Gehirn "Speicherplatz" begrenzt?

10 Antworten

Ja, nämlich dann wenn es keine weiteren Synapsen mehr bilden kann. Dann werden aber im Normalfall ältere und vor allem weniger elevante Informationen gelöscht. 

4 t ist nicht die richtige zahl das gehirn hat viel viel mehr Kapazität und bevor es voll ist würde es sache löschen aber bis es voll wäre wäre man schon lange tot  

Noch vor ein paar Jahren, als die PCs noch schwach waren, schätzte man die Speicherkapazität des menschlichen Hirns auf 20 MB bis maximal 100 MB ein. Später waren es ca. 400 MB bis 1 GB. Heute wird die Kapazität auf bis 2 TB = 2 Terabyte = 2000 GB geschätzt. In Wirklichkeit kann es niemand genau sagen. Vor allem ist es schwierig das Gedächtnis in MB oder GB, weil MB und GB abhängig sind von 'Byte' (=8 Bits = 8 Nullen und Einsen). Das Gehirn arbeitet aber auf Basis von synaptischen Verbindungen, deren Funktionsweise von der Wissenschaft noch nicht logisch erklärt werden kann. Das Zusammenspiel der Synapsen ist eine Folge von Erfahrungen und Erlerntem und kann vollkommen unterschiedlich sein.

Das Problem ist außerdem, dass wir noch gar nicht wissen, wie Informationen im Gehirn genau gespeichert werden. Bislang existieren nur Theorien. Ob es Muster sind, wie von manchen angenommen, oder chemische Bindungen.
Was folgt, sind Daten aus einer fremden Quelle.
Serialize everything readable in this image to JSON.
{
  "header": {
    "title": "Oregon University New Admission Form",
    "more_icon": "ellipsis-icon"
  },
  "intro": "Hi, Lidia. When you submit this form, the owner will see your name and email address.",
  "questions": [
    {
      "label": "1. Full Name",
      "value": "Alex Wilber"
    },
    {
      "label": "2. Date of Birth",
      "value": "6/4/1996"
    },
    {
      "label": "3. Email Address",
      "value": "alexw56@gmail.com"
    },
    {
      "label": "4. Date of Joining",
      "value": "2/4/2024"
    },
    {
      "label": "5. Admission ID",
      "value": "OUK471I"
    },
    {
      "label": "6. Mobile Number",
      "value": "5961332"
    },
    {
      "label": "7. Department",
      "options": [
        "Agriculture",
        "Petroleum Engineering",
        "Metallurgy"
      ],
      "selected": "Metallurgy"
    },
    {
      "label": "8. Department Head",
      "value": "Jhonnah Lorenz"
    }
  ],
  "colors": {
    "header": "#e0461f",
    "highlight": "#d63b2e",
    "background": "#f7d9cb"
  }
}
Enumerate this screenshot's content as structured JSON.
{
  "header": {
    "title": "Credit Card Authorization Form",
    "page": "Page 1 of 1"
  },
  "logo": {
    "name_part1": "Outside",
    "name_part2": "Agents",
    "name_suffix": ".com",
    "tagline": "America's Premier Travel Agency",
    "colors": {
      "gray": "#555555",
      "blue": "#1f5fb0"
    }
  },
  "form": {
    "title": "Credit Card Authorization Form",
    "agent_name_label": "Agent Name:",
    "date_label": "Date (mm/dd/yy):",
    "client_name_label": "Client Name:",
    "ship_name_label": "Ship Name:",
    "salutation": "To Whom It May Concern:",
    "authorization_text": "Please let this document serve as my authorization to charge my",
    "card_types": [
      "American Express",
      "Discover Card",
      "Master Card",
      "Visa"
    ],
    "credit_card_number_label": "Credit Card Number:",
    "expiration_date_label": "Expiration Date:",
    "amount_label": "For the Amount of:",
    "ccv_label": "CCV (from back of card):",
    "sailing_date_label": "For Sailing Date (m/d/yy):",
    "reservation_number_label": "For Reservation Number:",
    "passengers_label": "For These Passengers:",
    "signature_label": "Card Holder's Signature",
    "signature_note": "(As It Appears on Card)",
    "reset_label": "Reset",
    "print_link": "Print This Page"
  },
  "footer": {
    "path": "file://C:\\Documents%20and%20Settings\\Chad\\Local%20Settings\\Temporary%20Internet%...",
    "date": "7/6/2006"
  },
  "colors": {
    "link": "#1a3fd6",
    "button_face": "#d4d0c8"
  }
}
Das alles ist noch ein unbekanntes Feld. Man weiß zwar seit langem wie die Neuronen untereinander verschaltet sind, aber nicht wie die Informationen tatsächlich verarbeitet und gespeichert werden. 

Wieso kann man sich an Düfte, Farben, Zahlen, Gesichter, Geschichten, Musik usw. erinnern? Wie viele Einzelinformationen müssen im Gehirn gespeichert werden, um sich an den Duft einer ganz speziellen Zitrone erinnern zu können? Der Gehirnforschers Gerhard Roth meint dazu:

„Unsere Großhirnrinde als Sitz des bewustseinsfähigen Gedächtnisses enthält eine halbe Trillionen Kontaktpunkte (Synapsen). Wir wissen, dass unser Gedächtnis in synaptischen Kopplungsstärken kodiert ist. Jede Synapse kann ca. 10 verschiedene Aktivitätsstufen annehmen. Also noch mal 10 mal eine halbe Trillionen. Und per Kombinatorik können Sie alles speichern – auch jedes Molekühl im Weltall. Unsere Gedächtnisleistungen sind im Prinzip völlig unbegrenzt.“

Wenn dem so ist, stellt sich nur noch die Frage, wie wir dieses gigantische Potential anzapfen können. Einige wenige Menschen auf diesem Planeten sind dazu in der Lage, sog. Savants (franz. savoir = wissen). Sie können alles in Ihrem Leben Wahrgenommene im Detail wiederzugeben.
 


Aus dem Beitrag entnehme ich mal, ... dass die Schätzungen eben nicht grad die beste Art sind es herauszufinden oder gar daran zu glauben, ich denke aber dass man schon genug Sachen vergisst wenn es zu viel wird und das schafft Platz. Man vergisst ja auch recht viele Sachen die unwichtig sind, die schaffen dann auch immer wieder Platz, ... man kann sich nicht so viel merken dass es voll wird, davon geh ich mal aus... und wenn doch, dann brauch man aber mehr Jahre "Leben", weil das heutige Durschnittsalter ist viel zu wenig um Ansatzweise ans Maximum zu kommen. :D

Wer hat dir den Mist verzapft? Das Gehirn ist keine Festplatte, der Speicher des Gehirns bemisst sich nicht in Terabyte, im Gehirn werden Informationen über Verknüpfungen gespeichert, die zwischen den Nervenzellen gebildet werden. Ein Limit wurde bisher nicht erreicht, das Gehirn kann sehr viele Informationen ablegen, es liegt an den kognitiven Fähigkeiten des Einzelnen, sprich Intelligenz, was er daraus macht. Das Gehirn leistet selbst bei einfachsten Aufgaben mehr Rechenarbeit als ein Großrechner im Hochbetrieb, ein Vergleich mit derart mickrigen Größen ist eine Beleidigung für dieses hochkomplexe Organ.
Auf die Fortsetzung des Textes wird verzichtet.